Though “Espresso” is the more ubiquitous single and the true breakout, its follow-up “Please, Please, Please” was the one that earned Carpenter her first #1 hit—and it’s the superior song. Its roller disco-meets-rodeo sparkle shines through at the sweet-and-sour chorus (even if I’ve become unable to hear Carpenter’s deep, twangy pronunciation of “motherfucker” without being reminded of Lana Del Rey’s burbling delivery of “Walk into the room you know you made my eyes burn” during her infamous SNL performance of “Blue Jeans”).
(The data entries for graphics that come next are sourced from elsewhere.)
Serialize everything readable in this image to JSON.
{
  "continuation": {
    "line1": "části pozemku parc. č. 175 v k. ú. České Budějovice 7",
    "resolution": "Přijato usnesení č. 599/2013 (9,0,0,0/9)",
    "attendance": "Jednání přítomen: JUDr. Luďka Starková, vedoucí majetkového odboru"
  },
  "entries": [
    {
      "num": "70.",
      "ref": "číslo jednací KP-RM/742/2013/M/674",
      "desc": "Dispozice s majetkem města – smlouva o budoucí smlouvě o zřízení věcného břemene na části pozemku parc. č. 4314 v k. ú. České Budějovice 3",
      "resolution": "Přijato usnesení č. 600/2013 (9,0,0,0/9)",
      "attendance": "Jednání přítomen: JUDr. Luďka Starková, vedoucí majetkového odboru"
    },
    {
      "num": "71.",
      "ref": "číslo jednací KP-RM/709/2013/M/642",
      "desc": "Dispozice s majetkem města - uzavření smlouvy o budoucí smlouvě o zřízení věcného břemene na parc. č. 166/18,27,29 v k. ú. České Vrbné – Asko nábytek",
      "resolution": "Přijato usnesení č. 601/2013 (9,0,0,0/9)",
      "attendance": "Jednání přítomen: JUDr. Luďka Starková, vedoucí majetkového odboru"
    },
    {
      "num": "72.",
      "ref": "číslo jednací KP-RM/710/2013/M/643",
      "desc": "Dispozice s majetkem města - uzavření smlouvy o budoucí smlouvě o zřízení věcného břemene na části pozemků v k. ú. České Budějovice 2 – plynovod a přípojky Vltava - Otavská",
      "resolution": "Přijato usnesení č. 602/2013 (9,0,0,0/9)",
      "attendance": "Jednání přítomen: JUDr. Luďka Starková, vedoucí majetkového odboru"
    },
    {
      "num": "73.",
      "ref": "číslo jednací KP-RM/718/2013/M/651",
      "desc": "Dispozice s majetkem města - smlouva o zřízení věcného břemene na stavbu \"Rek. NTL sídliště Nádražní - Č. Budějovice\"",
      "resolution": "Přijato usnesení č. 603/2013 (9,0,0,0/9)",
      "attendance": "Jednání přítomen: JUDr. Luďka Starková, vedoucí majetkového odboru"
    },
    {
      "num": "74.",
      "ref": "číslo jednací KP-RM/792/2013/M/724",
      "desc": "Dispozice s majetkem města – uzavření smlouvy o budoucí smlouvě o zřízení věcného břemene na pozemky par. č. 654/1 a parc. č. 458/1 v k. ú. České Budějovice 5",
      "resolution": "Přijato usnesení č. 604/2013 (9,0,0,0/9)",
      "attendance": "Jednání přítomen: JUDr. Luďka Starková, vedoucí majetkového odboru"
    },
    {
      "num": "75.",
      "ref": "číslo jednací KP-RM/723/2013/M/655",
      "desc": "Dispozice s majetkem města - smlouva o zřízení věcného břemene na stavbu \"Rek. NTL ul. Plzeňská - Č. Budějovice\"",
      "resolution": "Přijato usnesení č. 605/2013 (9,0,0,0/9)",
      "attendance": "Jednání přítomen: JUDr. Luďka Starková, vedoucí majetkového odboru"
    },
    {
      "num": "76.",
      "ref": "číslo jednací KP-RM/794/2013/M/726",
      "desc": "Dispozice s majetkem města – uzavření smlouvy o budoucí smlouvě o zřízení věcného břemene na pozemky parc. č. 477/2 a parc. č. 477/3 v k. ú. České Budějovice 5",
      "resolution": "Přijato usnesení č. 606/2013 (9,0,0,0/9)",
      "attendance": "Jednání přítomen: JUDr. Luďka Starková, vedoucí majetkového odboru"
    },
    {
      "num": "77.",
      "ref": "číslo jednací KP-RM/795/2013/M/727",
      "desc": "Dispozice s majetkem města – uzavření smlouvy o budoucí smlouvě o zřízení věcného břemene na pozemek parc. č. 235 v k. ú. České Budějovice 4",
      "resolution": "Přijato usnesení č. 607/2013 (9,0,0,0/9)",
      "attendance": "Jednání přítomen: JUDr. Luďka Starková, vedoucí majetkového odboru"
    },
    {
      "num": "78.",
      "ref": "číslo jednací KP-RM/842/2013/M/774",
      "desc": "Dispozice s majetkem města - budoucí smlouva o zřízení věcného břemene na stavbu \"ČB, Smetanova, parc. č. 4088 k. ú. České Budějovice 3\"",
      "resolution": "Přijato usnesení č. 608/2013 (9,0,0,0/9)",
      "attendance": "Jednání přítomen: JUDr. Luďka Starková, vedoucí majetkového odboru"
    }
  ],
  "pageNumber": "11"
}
Carpenter’s delivery is like Lana’s if she’d actually stuck the landing.
Short n’ Sweet is front-loaded, coming in white-hot with “Taste,” as Carpenter sings over teasing guitar licks and opens the album by winking at both her record’s title and at her diminutive stature: “Oh, I leave quite an impression / Five feet, to be exact.” “The bubbly, glam-pop opener has the album’s catchiest chorus and bridge, as well as the most star-making, personality-packed vocal performance of Carpenter’s career thus far. She’s no stranger to high-profile love triangles, or to using them as inspiration for her music (“because i liked a boy” was her rebuttal to being unfairly cast as the villain by a faceless public when she became embroiled in the celebrity gossip saga that fueled the fervor around Olivia Rodrigo’s debut album, Sour).
On “Taste,” she makes the best of this tabloid-and-songwriting fodder, amping up the drama with a goofy, gory Death Becomes Her-parodying music video co-starring Jenna Ortega—and lyrics like “He’s funny now all his jokes hit different / Guess who he learned that from?” which, on a meta-referential level, give the listener a sense of—dare I say déjà vu? With a healthy dose of both silliness and self-awareness, she capitalizes on the public narrative without forgoing its central relatability or leaning too heavily into the Easter Eggification of personal pop music. Less lethal but still intriguing is “Sharpest Tool,” which embeds quippy lines like “We never talk about how you found God at your ex’s house / Always made sure that the phone was face down / Seems like overnight I’m just a bitch you hate now” into a piece of intimate, Postal Service-reminiscent techno—a surprising and welcome turn from Carpenter. The way the line “We never talk about it” seems to float atop an exhale puts her breathy soprano to stunning use.